In conclusion, men taking 5-ARIs have significantly higher serum PSA at time of referral to urology for additional PCa diagnostic evaluation than nonusers in this cohort. As the unadjusted PSA at referral to urology for PCa risk was the same between 5-ARI users and nonusers, the effect of 5-ARI use on serum PSA levels might not be routinely considered when assessing PCa risk. Future interventions to better inform patients and providers of the effect of 5-ARI use on serum PSA are warranted.

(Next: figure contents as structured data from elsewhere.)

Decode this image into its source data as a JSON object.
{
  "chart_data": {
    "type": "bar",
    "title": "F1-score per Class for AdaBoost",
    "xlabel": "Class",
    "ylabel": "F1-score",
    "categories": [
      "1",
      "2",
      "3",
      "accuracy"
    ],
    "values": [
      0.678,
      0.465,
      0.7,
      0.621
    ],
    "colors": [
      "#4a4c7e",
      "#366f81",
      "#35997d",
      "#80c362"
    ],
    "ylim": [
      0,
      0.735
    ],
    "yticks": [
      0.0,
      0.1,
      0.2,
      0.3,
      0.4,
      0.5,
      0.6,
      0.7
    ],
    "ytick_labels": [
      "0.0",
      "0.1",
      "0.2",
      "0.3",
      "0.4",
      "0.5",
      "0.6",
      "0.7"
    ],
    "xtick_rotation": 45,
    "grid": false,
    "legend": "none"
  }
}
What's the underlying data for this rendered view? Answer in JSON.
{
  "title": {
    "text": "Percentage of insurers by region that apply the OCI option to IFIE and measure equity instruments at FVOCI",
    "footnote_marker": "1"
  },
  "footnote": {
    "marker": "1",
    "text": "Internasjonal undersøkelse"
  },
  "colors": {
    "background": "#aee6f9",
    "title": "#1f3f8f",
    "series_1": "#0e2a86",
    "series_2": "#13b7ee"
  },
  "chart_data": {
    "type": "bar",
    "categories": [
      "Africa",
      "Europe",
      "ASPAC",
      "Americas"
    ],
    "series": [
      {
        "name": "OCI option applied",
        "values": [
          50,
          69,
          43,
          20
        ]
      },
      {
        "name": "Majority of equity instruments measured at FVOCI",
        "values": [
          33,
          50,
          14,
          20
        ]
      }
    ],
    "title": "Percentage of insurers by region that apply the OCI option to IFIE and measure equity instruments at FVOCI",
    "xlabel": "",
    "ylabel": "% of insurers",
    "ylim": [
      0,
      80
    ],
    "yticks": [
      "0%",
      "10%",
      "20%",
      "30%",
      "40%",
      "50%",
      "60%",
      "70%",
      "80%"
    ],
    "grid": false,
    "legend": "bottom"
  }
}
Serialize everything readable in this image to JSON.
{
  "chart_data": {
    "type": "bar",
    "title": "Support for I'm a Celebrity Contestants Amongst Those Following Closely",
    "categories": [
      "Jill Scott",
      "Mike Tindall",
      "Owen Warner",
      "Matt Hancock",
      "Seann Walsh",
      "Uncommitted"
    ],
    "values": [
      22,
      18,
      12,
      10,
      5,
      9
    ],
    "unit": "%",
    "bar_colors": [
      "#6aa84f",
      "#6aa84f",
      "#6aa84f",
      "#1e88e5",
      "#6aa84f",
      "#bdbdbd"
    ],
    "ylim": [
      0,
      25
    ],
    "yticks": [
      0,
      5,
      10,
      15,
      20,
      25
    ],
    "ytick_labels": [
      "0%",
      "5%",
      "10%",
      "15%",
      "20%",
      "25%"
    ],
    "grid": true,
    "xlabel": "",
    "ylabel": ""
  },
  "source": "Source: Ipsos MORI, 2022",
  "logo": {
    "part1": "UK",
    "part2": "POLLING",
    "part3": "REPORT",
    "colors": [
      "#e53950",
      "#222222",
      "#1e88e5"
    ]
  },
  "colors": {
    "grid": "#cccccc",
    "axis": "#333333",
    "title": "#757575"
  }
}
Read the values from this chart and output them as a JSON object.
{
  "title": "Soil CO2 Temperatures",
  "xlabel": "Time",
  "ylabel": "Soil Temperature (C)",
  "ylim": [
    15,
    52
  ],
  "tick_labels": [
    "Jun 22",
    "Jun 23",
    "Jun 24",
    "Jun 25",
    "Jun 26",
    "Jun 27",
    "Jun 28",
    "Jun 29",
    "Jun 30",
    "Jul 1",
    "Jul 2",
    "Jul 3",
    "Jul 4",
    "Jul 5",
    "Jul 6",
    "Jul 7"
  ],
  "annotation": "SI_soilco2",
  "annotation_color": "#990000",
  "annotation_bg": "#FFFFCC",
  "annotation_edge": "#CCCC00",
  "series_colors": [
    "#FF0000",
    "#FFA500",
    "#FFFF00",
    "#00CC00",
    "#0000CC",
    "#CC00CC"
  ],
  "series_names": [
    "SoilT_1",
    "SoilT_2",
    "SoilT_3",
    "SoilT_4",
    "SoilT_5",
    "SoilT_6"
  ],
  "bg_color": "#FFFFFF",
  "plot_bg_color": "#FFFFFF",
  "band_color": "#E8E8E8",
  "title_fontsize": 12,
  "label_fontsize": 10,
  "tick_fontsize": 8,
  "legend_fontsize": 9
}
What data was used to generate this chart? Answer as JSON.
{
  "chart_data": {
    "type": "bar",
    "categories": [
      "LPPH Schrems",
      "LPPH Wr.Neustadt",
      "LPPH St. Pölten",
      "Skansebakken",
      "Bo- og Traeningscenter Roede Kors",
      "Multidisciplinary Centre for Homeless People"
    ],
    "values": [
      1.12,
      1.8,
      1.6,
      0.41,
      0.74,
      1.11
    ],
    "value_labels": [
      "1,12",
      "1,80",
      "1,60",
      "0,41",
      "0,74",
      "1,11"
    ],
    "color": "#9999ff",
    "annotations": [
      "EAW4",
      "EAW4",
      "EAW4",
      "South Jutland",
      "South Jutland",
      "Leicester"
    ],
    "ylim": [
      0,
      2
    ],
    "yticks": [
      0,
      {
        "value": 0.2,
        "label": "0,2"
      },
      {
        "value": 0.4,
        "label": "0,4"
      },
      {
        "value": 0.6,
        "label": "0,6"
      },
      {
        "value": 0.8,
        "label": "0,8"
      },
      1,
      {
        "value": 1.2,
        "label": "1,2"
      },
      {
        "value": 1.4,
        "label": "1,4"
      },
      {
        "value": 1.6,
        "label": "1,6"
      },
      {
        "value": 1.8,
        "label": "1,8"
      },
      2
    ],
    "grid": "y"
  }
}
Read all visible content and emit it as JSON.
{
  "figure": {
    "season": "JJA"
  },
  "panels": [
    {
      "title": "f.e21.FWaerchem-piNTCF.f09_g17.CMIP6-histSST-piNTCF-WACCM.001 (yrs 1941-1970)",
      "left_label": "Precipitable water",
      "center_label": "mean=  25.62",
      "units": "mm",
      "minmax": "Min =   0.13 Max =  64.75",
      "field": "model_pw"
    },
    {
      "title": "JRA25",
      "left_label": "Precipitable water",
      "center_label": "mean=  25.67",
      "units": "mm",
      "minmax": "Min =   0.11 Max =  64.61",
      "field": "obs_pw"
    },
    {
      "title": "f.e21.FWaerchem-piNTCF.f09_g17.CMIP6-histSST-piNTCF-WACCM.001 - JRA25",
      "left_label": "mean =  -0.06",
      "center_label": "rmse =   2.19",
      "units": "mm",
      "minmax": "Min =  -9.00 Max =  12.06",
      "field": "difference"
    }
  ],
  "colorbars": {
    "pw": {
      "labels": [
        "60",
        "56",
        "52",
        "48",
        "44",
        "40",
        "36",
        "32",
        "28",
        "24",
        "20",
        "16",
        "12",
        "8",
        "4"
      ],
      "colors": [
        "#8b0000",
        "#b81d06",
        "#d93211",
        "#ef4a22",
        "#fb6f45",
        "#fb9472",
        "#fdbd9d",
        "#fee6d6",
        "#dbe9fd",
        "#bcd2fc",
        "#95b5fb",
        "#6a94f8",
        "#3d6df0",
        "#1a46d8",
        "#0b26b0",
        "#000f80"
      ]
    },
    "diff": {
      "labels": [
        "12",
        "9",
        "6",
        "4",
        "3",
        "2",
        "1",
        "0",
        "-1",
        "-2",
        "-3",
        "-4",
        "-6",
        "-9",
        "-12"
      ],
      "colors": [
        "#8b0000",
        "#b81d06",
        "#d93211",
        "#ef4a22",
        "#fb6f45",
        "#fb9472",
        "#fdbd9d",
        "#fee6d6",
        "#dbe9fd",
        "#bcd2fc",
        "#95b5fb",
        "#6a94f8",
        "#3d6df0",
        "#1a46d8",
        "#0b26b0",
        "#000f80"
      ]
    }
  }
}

- Andriole GL, Guess HA, Epstein JI et al: Treatment with finasteride preserves usefulness of prostate-specific antigen in the detection of prostate cancer: results of a randomized, double-blind, placebo-controlled clinical trial. Urology 1998; 52: 195.
- Sarkar RR, Parsons JK, Bryant AK et al: Association of treatment with 5α-reductase inhibitors with time to diagnosis and mortality in prostate cancer. JAMA Intern Med 2019; 179: 812.
- Kearns JT, Matulay JT, Anderson WE et al: Association of 5-alpha reductase inhibitor use with prostate specific antigen level at the time of urology referral in a retrospective cohort at a large, integrated health care system. Urol Pract 2021; 8: 619.
- Thompson IM, Goodman PJ, Tangen CM et al: The influence of finasteride on the development of prostate cancer. N Engl J Med 2003; 349: 215.
- Andriole GL, Bostwick D, Brawley OW et al: The effect of dutasteride on the usefulness of prostate specific antigen for the diagnosis of high grade and clinically relevant prostate cancer in men with a previous negative biopsy: results from the REDUCE study. J Urol 2011; 185: 126.
- Wallner LP, DiBello JR, Li BH et al: 5-Alpha reductase inhibitors and the risk of prostate cancer mortality in men treated for benign prostatic hyperplasia. Mayo Clin Proceed 2016; 91: 1717.